Cette histoire se dévore pourtant, ce n’est pas un roman mais un récit autobiographique pas toujours très gai mais écrit avec une franchise et une lucidité qu’il faut saluer. En effet, il n’est pas si facile d’avouer qu’on n’aime pas sa mère, en tout cas pas comme on l’attend d’une fille envers sa mère. Mais comment peut-on aimer une mère qui dit « Tu es la plus grande erreur de ma vie. J'ai mis au monde ma pire ennemie ! »
Ce désamour a ses racines dans l’enfance et dans l’histoire familiale et c’est à ce voyage à rebours que nous invite Mercedes Deambrosis.

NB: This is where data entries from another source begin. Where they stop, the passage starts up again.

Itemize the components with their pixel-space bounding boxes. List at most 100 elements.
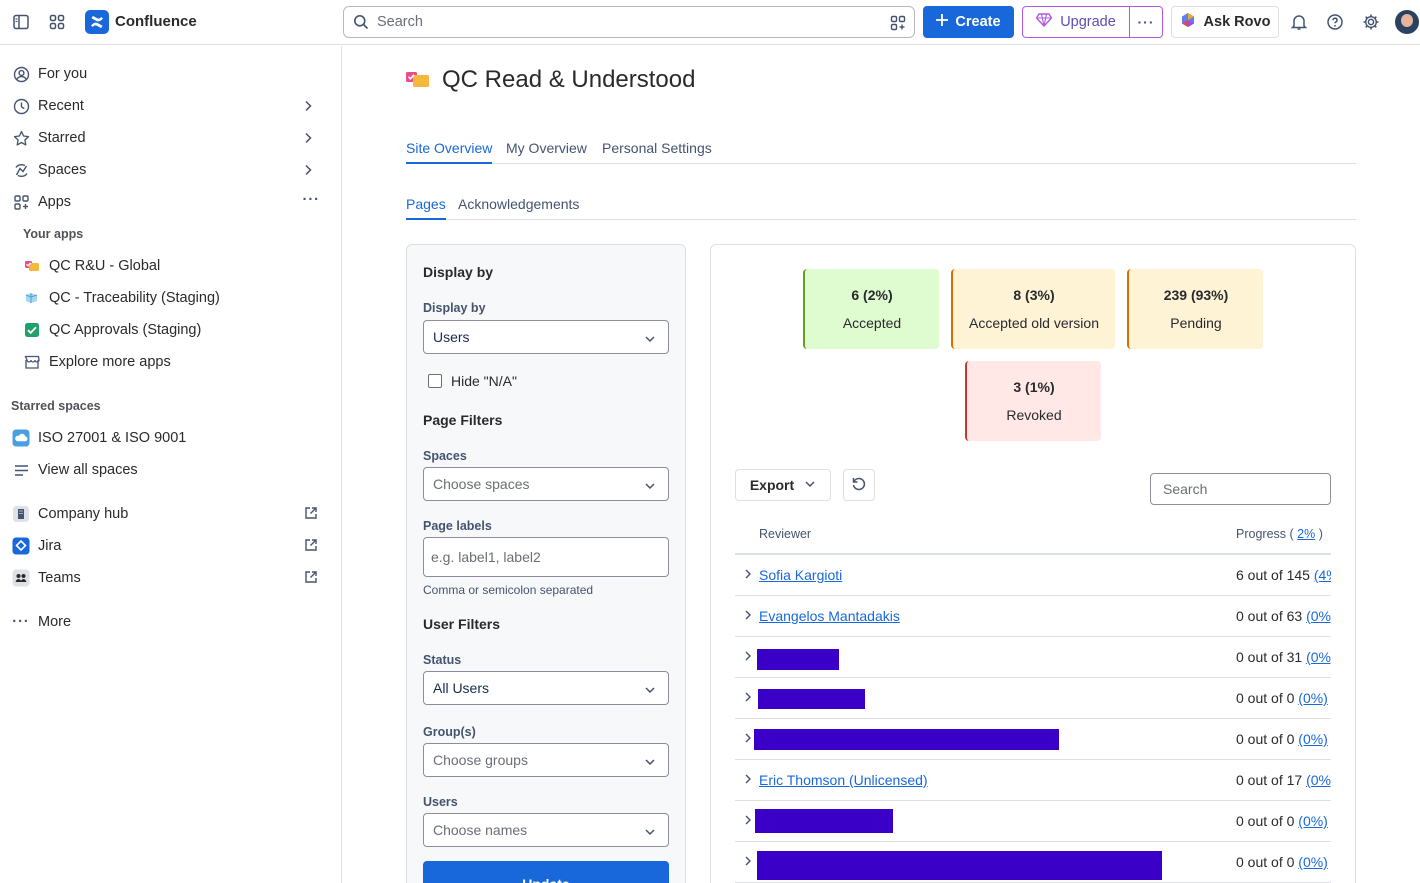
groups-select[interactable]: Choose groups (423, 743, 669, 777)
sidebar-link-company-hub[interactable]: Company hub (12, 502, 328, 526)
expand-chevron-icon[interactable] (742, 690, 754, 706)
chevron-right-icon[interactable] (300, 130, 316, 150)
progress-percent-link[interactable]: (0%) (1298, 690, 1328, 706)
sidebar-space-iso[interactable]: ISO 27001 & ISO 9001 (12, 426, 328, 450)
progress-header-prefix: Progress ( (1236, 527, 1294, 541)
update-button[interactable]: Update (423, 861, 669, 883)
table-row: 0 out of 0 (0%) (735, 719, 1331, 760)
sidebar-app-qc-ru-global[interactable]: QC R&U - Global (24, 255, 160, 277)
sidebar-link-jira[interactable]: Jira (12, 534, 328, 558)
refresh-button[interactable] (843, 469, 875, 501)
stat-card-accepted[interactable]: 6 (2%) Accepted (803, 269, 939, 349)
progress-percent-link[interactable]: (0%) (1298, 731, 1328, 747)
settings-gear-icon[interactable] (1360, 11, 1382, 33)
tab-personal-settings[interactable]: Personal Settings (602, 140, 712, 162)
app-switcher-icon[interactable] (46, 11, 68, 33)
page-labels-input[interactable]: e.g. label1, label2 (423, 537, 669, 577)
stat-card-revoked[interactable]: 3 (1%) Revoked (965, 361, 1101, 441)
external-link-icon[interactable] (304, 570, 318, 588)
sidebar-item-label: Jira (38, 538, 62, 554)
progress-header-percent-link[interactable]: 2% (1297, 527, 1315, 541)
chevron-down-icon (644, 825, 656, 841)
tab-pages[interactable]: Pages (406, 196, 446, 220)
external-link-icon[interactable] (304, 506, 318, 524)
confluence-logo-icon[interactable] (85, 10, 109, 34)
progress-cell: 0 out of 0 (0%) (1236, 690, 1331, 706)
reviewer-name-link[interactable]: Sofia Kargioti (759, 567, 842, 583)
user-avatar[interactable] (1395, 10, 1419, 34)
tab-my-overview[interactable]: My Overview (506, 140, 587, 162)
help-icon[interactable] (1324, 11, 1346, 33)
expand-chevron-icon[interactable] (742, 608, 754, 624)
reviewer-name-link[interactable]: Eric Thomson (Unlicensed) (759, 772, 928, 788)
search-icon (353, 14, 369, 30)
progress-percent-link[interactable]: (4%) (1314, 567, 1331, 583)
sidebar-explore-more-apps[interactable]: Explore more apps (24, 351, 171, 373)
sidebar-app-qc-approvals[interactable]: QC Approvals (Staging) (24, 319, 201, 341)
hide-na-checkbox[interactable] (428, 374, 442, 388)
apps-more-icon[interactable]: ··· (303, 192, 321, 208)
progress-cell: 0 out of 63 (0%) (1236, 608, 1331, 624)
table-row: Eric Thomson (Unlicensed) 0 out of 17 (0… (735, 760, 1331, 801)
export-button[interactable]: Export (735, 469, 831, 501)
expand-chevron-icon[interactable] (742, 567, 754, 583)
progress-header-suffix: ) (1318, 527, 1323, 541)
chevron-right-icon[interactable] (300, 98, 316, 118)
expand-chevron-icon[interactable] (742, 731, 754, 747)
table-row: Sofia Kargioti 6 out of 145 (4%) (735, 555, 1331, 596)
plus-icon (936, 14, 949, 30)
sidebar-item-label: Starred (38, 130, 86, 146)
upgrade-button[interactable]: Upgrade (1023, 7, 1130, 37)
sidebar-toggle-icon[interactable] (10, 11, 32, 33)
expand-chevron-icon[interactable] (742, 649, 754, 665)
search-filter-icon[interactable] (890, 15, 906, 31)
external-link-icon[interactable] (304, 538, 318, 556)
main-tabs: Site Overview My Overview Personal Setti… (406, 138, 1356, 164)
table-row: Evangelos Mantadakis 0 out of 63 (0%) (735, 596, 1331, 637)
progress-percent-link[interactable]: (0%) (1306, 772, 1331, 788)
rovo-icon (1180, 12, 1196, 32)
notifications-bell-icon[interactable] (1288, 11, 1310, 33)
spaces-select[interactable]: Choose spaces (423, 467, 669, 501)
sidebar-item-spaces[interactable]: Spaces (12, 158, 328, 182)
tab-site-overview[interactable]: Site Overview (406, 140, 493, 164)
results-panel: 6 (2%) Accepted 8 (3%) Accepted old vers… (710, 244, 1356, 883)
ask-rovo-button[interactable]: Ask Rovo (1171, 6, 1279, 38)
create-button[interactable]: Create (923, 6, 1014, 38)
chevron-right-icon[interactable] (300, 162, 316, 182)
sidebar-item-more[interactable]: ··· More (12, 610, 328, 634)
reviewer-name-link[interactable]: Evangelos Mantadakis (759, 608, 900, 624)
display-by-select[interactable]: Users (423, 320, 669, 354)
status-select[interactable]: All Users (423, 671, 669, 705)
progress-percent-link[interactable]: (0%) (1298, 813, 1328, 829)
users-select[interactable]: Choose names (423, 813, 669, 847)
progress-percent-link[interactable]: (0%) (1306, 649, 1331, 665)
sidebar-item-for-you[interactable]: For you (12, 62, 328, 86)
stat-card-accepted-old-version[interactable]: 8 (3%) Accepted old version (951, 269, 1115, 349)
upgrade-more-button[interactable]: ··· (1130, 7, 1162, 37)
global-search-input[interactable]: Search (343, 6, 915, 38)
chevron-down-icon (644, 332, 656, 348)
sidebar-view-all-spaces[interactable]: View all spaces (12, 458, 328, 482)
product-name[interactable]: Confluence (115, 13, 197, 30)
progress-percent-link[interactable]: (0%) (1306, 608, 1331, 624)
progress-percent-link[interactable]: (0%) (1298, 854, 1328, 870)
spaces-placeholder: Choose spaces (433, 476, 530, 492)
column-header-progress[interactable]: Progress ( 2% ) (1236, 527, 1323, 541)
top-navigation-bar: Confluence Search Create Upgrade ··· Ask… (0, 0, 1420, 45)
sidebar-item-recent[interactable]: Recent (12, 94, 328, 118)
sidebar-app-qc-traceability[interactable]: QC - Traceability (Staging) (24, 287, 220, 309)
expand-chevron-icon[interactable] (742, 772, 754, 788)
sidebar-item-starred[interactable]: Starred (12, 126, 328, 150)
sidebar-link-teams[interactable]: Teams (12, 566, 328, 590)
qc-ru-app-icon (406, 70, 430, 90)
sidebar-item-apps[interactable]: Apps ··· (12, 190, 328, 214)
tab-acknowledgements[interactable]: Acknowledgements (458, 196, 579, 218)
stat-card-pending[interactable]: 239 (93%) Pending (1127, 269, 1263, 349)
expand-chevron-icon[interactable] (742, 854, 754, 870)
table-search-input[interactable]: Search (1150, 473, 1331, 505)
column-header-reviewer[interactable]: Reviewer (759, 527, 811, 541)
spaces-icon (12, 161, 30, 179)
expand-chevron-icon[interactable] (742, 813, 754, 829)
redacted-reviewer-name (754, 729, 1059, 750)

Entre les séquences où la fille veille sa mère qui vit ses derniers jours à l’hôpital, on pénètre dans l’intimité de cette famille espagnole dont le destin s’accorde à l’histoire sinistre du pays. Le grand-père a mené sa carrière militaire sous Franco
Cette mère nommée Mercedes comme sa propre mère mais qu’on surnomme Guri, belle femme, blonde et élégante, est dotée d’un caractère colérique, capricieux et jaloux. Dans cette famille bourgeoise, on est très religieux et les filles doivent êtres dociles et pieuses. Guri est un tyran pour son entourage, en particulier pour sa première fille qui a le tort de ne pas être née blonde comme elle. Ce carcan fait de violence, Mercedes Deambrosis va se battre pour s’en défaire et, lorsqu‘elle veillera sa mère mourante, le ressentiment mêlé de culpabilité sera toujours là. Mais comment arriver à aimer une mère qui vous rejette et vous humilie ?
« En ces derniers instants, je ne sais pas quel étaient mes sentiments. Je l’avais aimée comme tous les enfants aiment leur mère et je l’avais détestée parce que son amour était tapissé de pouvoir et de violence. »
Mercedes Deambrosis a réussi ce tour de force de raconter l’histoire intime de sa famille sans tomber dans le dénigrement et les récriminations. Le ton est juste, l’écriture sobre et ce premier récit autobiographique est bouleversant de sincérité.
Les livre des éditions Chemin de fer sont des ouvrages conçus avec soin où le graphisme vient s’appuyer au texte. Ici, les collages de Renaud Buénerd à partir de photos de famille sont touchants et beaux.